A couple of weeks ago the Pasold Research Fund held its annual conference. This year’s event marked the fiftieth anniversary of the Pasold’s journal, Textile History, and was a chance to reflect on how the discipline of textile history has changed and developed over the last few decades. The conference was made up of two panels of short papers, with extended time for questions and discussion. The first panel examined some of the main approaches or ideas that have been examined in textile history, as both a journal and a field. Mary Brooks looked at the inclusion of works on textile conservation in the journal, Philip Sykas at the issue of design, Miki Sugihura at the notion of value, and Beverly Lemire at the journal’s intersection with material culture studies. The second panel was on new directions in textile history, and featured PhD students and ECRs giving introductions to their research. I presented on men’s fashion news in early modern Europe, Rudy Jos Beerens discussed seventeenth-century tapestry production from a socio-economic angle, Rosanne Waine looked at the revival of Highland dress in the late eighteenth and nineteenth centuries, Jo Tierney talked about the design and trade of British textiles to West Africa, and Magali An Berthon examined silk weaving in contemporary Cambodia.

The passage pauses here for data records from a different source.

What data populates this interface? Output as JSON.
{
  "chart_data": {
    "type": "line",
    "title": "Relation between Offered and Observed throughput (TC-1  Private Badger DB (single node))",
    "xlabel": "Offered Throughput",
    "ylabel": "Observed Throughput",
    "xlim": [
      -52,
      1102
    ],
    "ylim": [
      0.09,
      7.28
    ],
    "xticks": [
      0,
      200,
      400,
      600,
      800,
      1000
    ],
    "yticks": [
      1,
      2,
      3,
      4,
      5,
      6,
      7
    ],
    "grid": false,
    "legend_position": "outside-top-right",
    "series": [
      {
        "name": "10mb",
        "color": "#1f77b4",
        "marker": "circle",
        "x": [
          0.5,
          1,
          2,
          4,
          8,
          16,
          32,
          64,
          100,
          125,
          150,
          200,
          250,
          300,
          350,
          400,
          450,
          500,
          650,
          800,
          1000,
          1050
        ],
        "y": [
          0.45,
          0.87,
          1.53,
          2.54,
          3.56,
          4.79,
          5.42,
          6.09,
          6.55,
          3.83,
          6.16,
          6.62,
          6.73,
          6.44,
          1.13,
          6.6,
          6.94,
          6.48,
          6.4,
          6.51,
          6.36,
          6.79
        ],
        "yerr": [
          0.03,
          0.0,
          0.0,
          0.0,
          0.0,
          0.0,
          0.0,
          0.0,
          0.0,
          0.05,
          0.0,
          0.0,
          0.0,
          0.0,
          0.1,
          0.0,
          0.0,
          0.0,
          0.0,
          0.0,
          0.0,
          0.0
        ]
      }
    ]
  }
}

One thing the conference showed was just how interdisciplinary the field of textile history is. The speakers and audience came from a variety of different backgrounds and disciplines, including: social and cultural history, design history, economic history, conservation, and practice-based research. There were people there who teach in history departments, who are based in fashion and art schools, and who work in museums. However it was emphasised in the discussions that this interdisciplinarity didn’t occur naturally and shouldn’t be taken for granted – it was something that the journal actively worked on developing. One thing I really liked that Beverly Lemire said is that textiles take scholars in a variety of different directions, and Textile History narrates those journeys.
The ‘material turn’ was one of the topics that received a great deal of attention during the conference, although many attendees pointed out that they dislike this way of referring to the rise of material culture in recent historiography, as a ‘turn’ implies something that can be reversed. When it was asked whether the ‘material turn’ has really affected textile studies – with the assumption being that such a topic of inquiry naturally encourages a material approach or the study of objects – it was pointed out that things could so easily have gone the other way, with the journal Fashion Theory, which takes a much more theoretical approach to the study of dress and textiles, being a case in point. Lemire argued that Textile History had played an important role in building bridges between museums and academia, and she highlighted the inclusion of Object Lessons in the journal for providing a space in which materiality could be more readily incorporated and addressed.
The conference also revealed how much structural factors have influenced what kinds of research get published in the journal. Mary Brooks pointed out that the existence of a cluster of articles on textile conservation in Textile History in the 1980s in particular was due in part to the priorities and interests of the company which was publishing the journal at the time. Lemire noted the importance of the journal’s move to printing in colour for encouraging scholars who focused on objects to publish their work in Textile History. The rise and fall of particular strands within textile history can also be related to external factors. The growth of online museum catalogues has made it much easier for scholars to access and analyse objects, and so take a material culture approach to the study of textile history. Conversely, it was suggested that the relative lack of articles on machinery now in Textile History compared to fifty years ago may be due to the fact that the kinds of museums that hold examples of such machinery are either closing down or housing them in their stores in pieces, making their study more difficult. It was also proposed that the decline of studies from a business history perspective is because business history itself has moved away from the study of production, and even out of humanities departments, rather than because of any deliberate policy or actions of the journal.
As a panellist, I had been sent some possible questions for the discussion after our papers by the chair. One of these, which we didn’t address specifically during the day itself, was what we thought the major changes in the discipline had been and where we thought it was going. In musing on this issue in advance of the conference, I realised that I’m excited by the fact that textile history has both embraced and been embraced by global history, with textiles and the exchange of ideas, motifs, raw materials, finished products, and production processes and technologies a key way of demonstrating the interconnectedness of the world throughout history. I’m excited by the fact that the fields of textile, fashion and dress history are increasingly gaining legitimacy and being taken more seriously. But most of all, I’m genuinely looking forward to seeing where the field goes in the next few years. Because I know of a number of brilliant scholars who are working on dress, textile and fashion history, most of whom have recently finished or are currently working on their PhDs, and I can’t wait to read their forthcoming publications and hear more about their exciting and innovative research.